Vladimir Kozlov vs. MacGruber (w/Vicky St. Elmo)
MacGruber follows Jericho’s advice and extends the handshake. Kozlov never accepts, but then MacGruber slaps Kozlov across the face anyway. BAD IDEA JEANS! Kozlov grabs MacGruber for the Al Snow trapping headbutts. As Kozlov goes to spike MacGruber with a one-handed spinebuster, fellow MacGruber co-star and guest host Ryan Philippe changes the match to a handicap match and brings out Khaluber. Yes, it’s Great Khali dressed in his best MacGruber outfit – complete with wig! I thought he was heading back to India for a while? Anyways, the real MacGruber rolls out and lets Khali take over. Kozlov takes the BRAIN CHOP and Khali chases him to the back as the cast of MacGruber celebrate their countout victory. (3:17) This movie better be good. CRAP

Cena-Batista video feud highlights are shown. Anybody hear about Triple H taking Batista’s spot in a lead role for a WWE movie? HA!
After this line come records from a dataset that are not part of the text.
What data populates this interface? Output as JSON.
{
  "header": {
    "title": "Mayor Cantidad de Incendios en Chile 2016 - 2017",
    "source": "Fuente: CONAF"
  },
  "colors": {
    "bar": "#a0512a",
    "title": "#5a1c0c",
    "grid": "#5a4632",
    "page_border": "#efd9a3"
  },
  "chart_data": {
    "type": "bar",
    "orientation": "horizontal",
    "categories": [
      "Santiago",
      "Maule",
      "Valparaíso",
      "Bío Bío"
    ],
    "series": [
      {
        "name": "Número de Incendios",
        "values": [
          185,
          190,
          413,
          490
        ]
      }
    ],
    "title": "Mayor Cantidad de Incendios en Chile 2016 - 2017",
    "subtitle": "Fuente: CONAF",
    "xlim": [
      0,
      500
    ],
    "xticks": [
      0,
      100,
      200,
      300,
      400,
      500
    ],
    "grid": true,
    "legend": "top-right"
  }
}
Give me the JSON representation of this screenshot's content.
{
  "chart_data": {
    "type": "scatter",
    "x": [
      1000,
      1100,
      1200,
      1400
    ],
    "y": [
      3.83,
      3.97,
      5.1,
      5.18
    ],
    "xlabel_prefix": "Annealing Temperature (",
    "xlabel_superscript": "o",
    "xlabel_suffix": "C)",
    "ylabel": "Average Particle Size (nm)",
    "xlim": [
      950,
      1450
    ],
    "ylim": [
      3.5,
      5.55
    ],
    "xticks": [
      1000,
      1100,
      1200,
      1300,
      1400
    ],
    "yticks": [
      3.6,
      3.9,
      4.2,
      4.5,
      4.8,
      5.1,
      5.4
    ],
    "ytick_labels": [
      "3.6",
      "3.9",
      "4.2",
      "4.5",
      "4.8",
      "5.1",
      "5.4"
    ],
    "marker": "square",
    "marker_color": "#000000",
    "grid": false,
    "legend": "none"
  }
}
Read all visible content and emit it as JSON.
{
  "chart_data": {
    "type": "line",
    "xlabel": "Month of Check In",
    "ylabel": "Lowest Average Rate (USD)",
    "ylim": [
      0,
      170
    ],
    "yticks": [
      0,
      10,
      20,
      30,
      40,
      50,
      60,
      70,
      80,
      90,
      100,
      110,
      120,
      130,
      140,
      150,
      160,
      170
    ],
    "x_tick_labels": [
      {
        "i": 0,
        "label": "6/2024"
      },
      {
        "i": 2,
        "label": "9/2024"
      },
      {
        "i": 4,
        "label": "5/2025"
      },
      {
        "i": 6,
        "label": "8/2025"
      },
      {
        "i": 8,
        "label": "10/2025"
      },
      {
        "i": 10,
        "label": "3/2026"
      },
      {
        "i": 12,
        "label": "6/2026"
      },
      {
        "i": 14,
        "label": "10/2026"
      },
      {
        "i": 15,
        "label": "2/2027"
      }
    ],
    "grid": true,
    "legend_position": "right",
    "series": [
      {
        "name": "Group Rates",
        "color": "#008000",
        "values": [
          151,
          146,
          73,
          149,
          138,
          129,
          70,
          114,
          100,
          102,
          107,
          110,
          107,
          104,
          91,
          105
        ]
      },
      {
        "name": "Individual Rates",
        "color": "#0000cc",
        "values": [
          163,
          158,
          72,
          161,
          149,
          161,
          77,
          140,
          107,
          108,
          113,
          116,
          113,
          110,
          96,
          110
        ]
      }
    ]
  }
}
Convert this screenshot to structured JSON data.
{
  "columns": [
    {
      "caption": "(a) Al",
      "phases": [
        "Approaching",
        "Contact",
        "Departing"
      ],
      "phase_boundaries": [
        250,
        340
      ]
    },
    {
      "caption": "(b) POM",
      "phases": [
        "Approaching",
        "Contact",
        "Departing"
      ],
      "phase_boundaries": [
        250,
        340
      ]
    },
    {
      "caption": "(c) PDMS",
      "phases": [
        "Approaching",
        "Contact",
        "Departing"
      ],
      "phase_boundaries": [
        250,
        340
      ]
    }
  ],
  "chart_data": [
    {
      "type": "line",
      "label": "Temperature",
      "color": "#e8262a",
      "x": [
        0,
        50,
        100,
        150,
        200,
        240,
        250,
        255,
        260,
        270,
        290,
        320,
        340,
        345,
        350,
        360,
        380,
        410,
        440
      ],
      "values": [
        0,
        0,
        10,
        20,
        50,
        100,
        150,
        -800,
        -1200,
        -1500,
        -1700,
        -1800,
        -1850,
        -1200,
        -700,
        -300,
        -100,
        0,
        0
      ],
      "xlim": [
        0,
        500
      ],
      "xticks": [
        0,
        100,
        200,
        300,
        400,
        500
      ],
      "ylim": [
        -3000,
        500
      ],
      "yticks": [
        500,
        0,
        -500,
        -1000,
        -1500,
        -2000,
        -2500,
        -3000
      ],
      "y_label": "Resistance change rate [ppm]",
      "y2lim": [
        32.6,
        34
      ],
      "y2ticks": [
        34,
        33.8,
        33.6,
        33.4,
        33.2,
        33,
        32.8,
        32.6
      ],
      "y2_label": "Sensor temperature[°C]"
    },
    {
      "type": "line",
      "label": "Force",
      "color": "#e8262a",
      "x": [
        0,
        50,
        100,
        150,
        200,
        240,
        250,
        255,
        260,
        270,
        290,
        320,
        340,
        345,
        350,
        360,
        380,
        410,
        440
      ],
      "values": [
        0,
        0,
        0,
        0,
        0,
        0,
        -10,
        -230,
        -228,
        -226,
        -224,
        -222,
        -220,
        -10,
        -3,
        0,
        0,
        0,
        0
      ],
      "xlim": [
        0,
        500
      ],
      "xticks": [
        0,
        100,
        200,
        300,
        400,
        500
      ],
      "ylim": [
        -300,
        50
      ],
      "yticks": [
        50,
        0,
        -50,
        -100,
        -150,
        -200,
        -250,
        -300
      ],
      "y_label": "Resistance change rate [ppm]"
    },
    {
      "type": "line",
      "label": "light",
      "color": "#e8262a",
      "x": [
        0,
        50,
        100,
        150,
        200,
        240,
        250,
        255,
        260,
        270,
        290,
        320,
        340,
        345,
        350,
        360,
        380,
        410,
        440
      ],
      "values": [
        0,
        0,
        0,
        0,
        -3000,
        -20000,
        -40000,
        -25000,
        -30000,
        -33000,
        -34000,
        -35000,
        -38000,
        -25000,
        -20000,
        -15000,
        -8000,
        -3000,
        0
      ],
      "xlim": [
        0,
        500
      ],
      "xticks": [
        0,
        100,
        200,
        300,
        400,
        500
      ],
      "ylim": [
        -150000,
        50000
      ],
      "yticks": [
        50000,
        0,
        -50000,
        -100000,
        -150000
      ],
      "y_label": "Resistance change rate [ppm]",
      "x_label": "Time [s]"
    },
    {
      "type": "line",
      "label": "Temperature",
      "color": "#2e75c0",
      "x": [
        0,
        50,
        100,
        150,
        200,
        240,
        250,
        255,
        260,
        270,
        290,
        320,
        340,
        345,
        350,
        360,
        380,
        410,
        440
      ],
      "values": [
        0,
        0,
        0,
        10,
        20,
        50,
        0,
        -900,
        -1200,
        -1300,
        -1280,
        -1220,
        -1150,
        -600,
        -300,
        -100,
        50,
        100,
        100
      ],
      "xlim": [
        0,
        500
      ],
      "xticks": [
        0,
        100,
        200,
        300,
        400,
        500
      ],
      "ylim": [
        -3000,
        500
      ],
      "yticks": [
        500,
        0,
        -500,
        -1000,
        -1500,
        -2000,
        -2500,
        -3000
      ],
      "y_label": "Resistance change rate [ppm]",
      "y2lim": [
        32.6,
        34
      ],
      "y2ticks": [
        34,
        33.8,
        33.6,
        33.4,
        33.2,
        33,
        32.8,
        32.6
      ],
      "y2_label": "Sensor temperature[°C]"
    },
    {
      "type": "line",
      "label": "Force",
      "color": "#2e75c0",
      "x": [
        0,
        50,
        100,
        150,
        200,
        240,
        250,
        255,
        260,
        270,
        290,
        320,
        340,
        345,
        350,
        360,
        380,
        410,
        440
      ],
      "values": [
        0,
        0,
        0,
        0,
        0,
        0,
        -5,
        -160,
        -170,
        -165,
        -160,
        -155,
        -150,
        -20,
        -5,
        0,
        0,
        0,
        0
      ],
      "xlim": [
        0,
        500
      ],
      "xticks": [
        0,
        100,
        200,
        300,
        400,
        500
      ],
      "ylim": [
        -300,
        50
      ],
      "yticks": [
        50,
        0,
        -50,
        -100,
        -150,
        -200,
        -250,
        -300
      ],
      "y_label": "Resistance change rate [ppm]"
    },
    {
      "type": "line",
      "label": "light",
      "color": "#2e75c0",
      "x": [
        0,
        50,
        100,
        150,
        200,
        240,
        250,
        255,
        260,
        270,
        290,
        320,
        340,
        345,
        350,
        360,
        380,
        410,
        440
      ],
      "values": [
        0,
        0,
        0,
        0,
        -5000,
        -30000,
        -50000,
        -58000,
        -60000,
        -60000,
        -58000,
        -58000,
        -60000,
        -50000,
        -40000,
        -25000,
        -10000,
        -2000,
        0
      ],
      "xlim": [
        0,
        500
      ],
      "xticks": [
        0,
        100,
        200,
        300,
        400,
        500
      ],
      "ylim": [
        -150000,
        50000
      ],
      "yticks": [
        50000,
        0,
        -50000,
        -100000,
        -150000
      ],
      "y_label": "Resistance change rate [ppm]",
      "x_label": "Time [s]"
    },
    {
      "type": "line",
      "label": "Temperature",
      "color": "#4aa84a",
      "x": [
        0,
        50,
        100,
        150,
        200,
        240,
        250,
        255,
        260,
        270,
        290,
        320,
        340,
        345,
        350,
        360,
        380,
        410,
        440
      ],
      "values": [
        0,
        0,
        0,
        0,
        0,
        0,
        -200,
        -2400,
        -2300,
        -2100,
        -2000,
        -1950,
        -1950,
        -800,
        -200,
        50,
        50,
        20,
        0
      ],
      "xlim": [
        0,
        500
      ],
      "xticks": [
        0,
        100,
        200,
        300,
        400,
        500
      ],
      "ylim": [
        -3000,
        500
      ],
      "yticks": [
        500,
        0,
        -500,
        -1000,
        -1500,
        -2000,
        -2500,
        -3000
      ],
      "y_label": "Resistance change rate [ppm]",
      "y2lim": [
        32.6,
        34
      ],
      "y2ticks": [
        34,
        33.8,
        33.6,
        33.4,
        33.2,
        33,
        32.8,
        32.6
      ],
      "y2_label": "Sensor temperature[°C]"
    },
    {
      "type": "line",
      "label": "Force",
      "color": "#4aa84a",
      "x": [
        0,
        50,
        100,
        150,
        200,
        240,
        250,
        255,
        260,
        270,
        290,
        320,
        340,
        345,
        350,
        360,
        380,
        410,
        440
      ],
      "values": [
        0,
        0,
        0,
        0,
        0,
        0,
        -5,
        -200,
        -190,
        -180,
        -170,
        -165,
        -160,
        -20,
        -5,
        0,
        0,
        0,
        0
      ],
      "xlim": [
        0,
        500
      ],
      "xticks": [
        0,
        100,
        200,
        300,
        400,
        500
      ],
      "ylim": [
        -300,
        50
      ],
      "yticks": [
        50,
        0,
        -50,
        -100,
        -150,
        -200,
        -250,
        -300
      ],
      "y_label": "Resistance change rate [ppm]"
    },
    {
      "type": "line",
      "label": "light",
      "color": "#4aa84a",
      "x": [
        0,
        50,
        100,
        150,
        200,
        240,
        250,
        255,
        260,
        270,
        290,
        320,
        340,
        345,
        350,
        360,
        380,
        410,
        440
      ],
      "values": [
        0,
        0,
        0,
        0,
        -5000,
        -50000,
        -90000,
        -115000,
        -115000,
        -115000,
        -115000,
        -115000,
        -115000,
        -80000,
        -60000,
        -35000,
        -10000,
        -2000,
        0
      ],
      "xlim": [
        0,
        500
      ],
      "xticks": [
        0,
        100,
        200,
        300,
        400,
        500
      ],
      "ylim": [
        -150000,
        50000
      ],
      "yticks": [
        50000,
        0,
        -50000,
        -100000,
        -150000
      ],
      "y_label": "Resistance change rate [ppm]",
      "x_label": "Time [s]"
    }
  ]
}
Chris Jericho, CM Punk & Luke Gallows (w/Serena) vs. Edge, Rey Mysterio & Triple H
During HHH’s entrance, Sheamus INTERRUPTS via satellite and beats up a sound crew guy to prove a point. During Edge’s entrance, they show Chris Jericho stomping Edge’s foot in between the steps and the ringpost to explain the limp. How is this man STILL wrestling because all they do now is tear up his formerly torn up ankle. Mysterio sets up Jericho for the 6-1-9 right off the bat, but Jericho bails. Punk charges at Rey and gets dumped out, which brings Gallows over to help regroup with his partners. With all the bad guys on the floor, HHH and Edge backdrop Rey on top of them. Commercials! AND WE’RE BACK! Rey fights out of a chinlock, but Punk counters the wheelbarrow by dropping Rey on the top turnbuckle. Rey Mysterio is *your* face in peril. Jericho abuses Rey and catapults him into the corner. Mysterio comes back with a springboard moonsault press for two and makes the HOT TAG TO EDGE! Edge-O-Matic to Gallows, but Jericho pulls Edge out when he tries the SPEAR. Triple H knocks Jericho away to save his partner. Back in, Edge get stuck in the wrong corner and everybody has fun tearing at Edge’s ankle. Edge fights back with a flying clothesline off the second rope on Gallows and makes the HOT TAG TO TRIPLE H! High Knee, Facebuster, and the AA Spinebuster all connect on Punk. He wants the PEDIGREE, but Gallows saves with a clothesline. Rey takes out Gallows with the springboard seated senton. Jericho tosses out Rey, but he rolls through the momentum and lands on his feet. Nice! Edge clotheslines Jericho out and trips up Punk into the ropes as Rey hits the 6-1-9 and staggers Punk around into the PEDIGREE for the 1-2-3. (8:10 shown) When was the last time CM Punk DIDN’T job? Punk is winning this Sunday. I’m convinced. Harmless fun tag match, no doubt. Funny how it takes Smackdown to come over to Raw to get something entertaining. **¾

This Sunday LIVE from Baltimore MD is Extreme Rules only on PPV! Here is the card as it stands at the end of this program:

WWE Champion John Cena vs. Batista – Last Man Standing Match
World Heavyweight Champion Jack Swagger vs. Randy Orton – Extreme Rules Match
Triple H vs. Sheamus – Street Fight
Edge vs. Chris Jericho – Cage Match
Rey Mysterio vs. CM Punk – If Punk Loses, He Gets His Head Shaved

And then next Monday night will be a THREE-HOUR LIVE EDITION of Raw as the 2010 WWE Draft will be taking place! So far, no guest host has been mentioned and hopefully everyone from the Raw brand will be able to travel safely back in time for these two big events.